Senada dengan Mirae, riset UOB KayHian juga memberikan rating overweight terhadap industri semen. Menurut riset tersebut, SMGR memiliki prospek yang bagus sebagai pemimpin pasar dengan total pangsa pasar mencapai 52 persen.

Kenaikan pangsa pasar tersebut didukung oleh langkah SMGR dalam mengakuisisi SMBR. Adapun rencana perusahaan dalam melakukan right issuedapat menjadi katalis positif untuk kenaikan sahamnya.

Sedangkan kompetitornya, INTP, akan semakin berkembang seiring ekspansi emiten untuk menembus pasar Indonesia Timur melalui pabrik semen di Maros, Sulawesi Selatan dari Semen Bosowa Maros (SBM).

Selain itu, pengoperasian pabrik penggilingan di Banyuwangi dapat memperkuat posisi perusahaan dalam menembus pasar Jawa Timur dan Bali.

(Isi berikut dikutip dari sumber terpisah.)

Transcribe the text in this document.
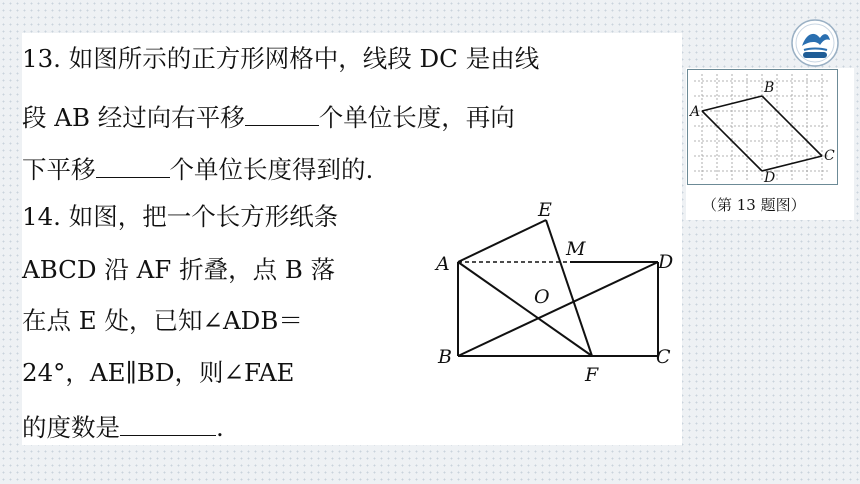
13. 如图所示的正方形网格中，线段 DC 是由线
段 AB 经过向右平移	个单位长度，再向
下平移	个单位长度得到的.
14. 如图，把一个长方形纸条
ABCD 沿 AF 折叠，点 B 落
在点 E 处，已知∠ADB＝
24°，AE∥BD，则∠FAE
的度数是	.
A
B	C
D
E
F
M
O
A
B
C
D
（第 13 题图）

Adapun analis CIMB, Bob Setiadi, memproyeksikan kinerja industri semen Tanah Air akan segera pulih. Dalam riset CIMB tersebut disampaikan, sektor semen di China saat ini diperdagangkan pada titik terendah dengan tingkat EBITDA yang lebih rendah dibanding saat krisis finansial global.

Bernasib sama, perusahaan semen Eropa juga diperdagangkan dengan EBITDA mendekati level terendah sejak tahun 2008, yakni 5,3 kali.

Kendati demikian, sektor semen di India termasuk Indonesia masih diperdagangkan di atas level terendah selama krisis finansial global.

“Dengan demikian, kami percaya EBITDA sektor semen Indonesia dapat pulih seiring pemulihan ekonomi,” tulisnya.

Periset: Melati Kristina

(ADF)

Disclaimer: Keputusan pembelian/penjualan saham sepenuhnya ada di tangan investor.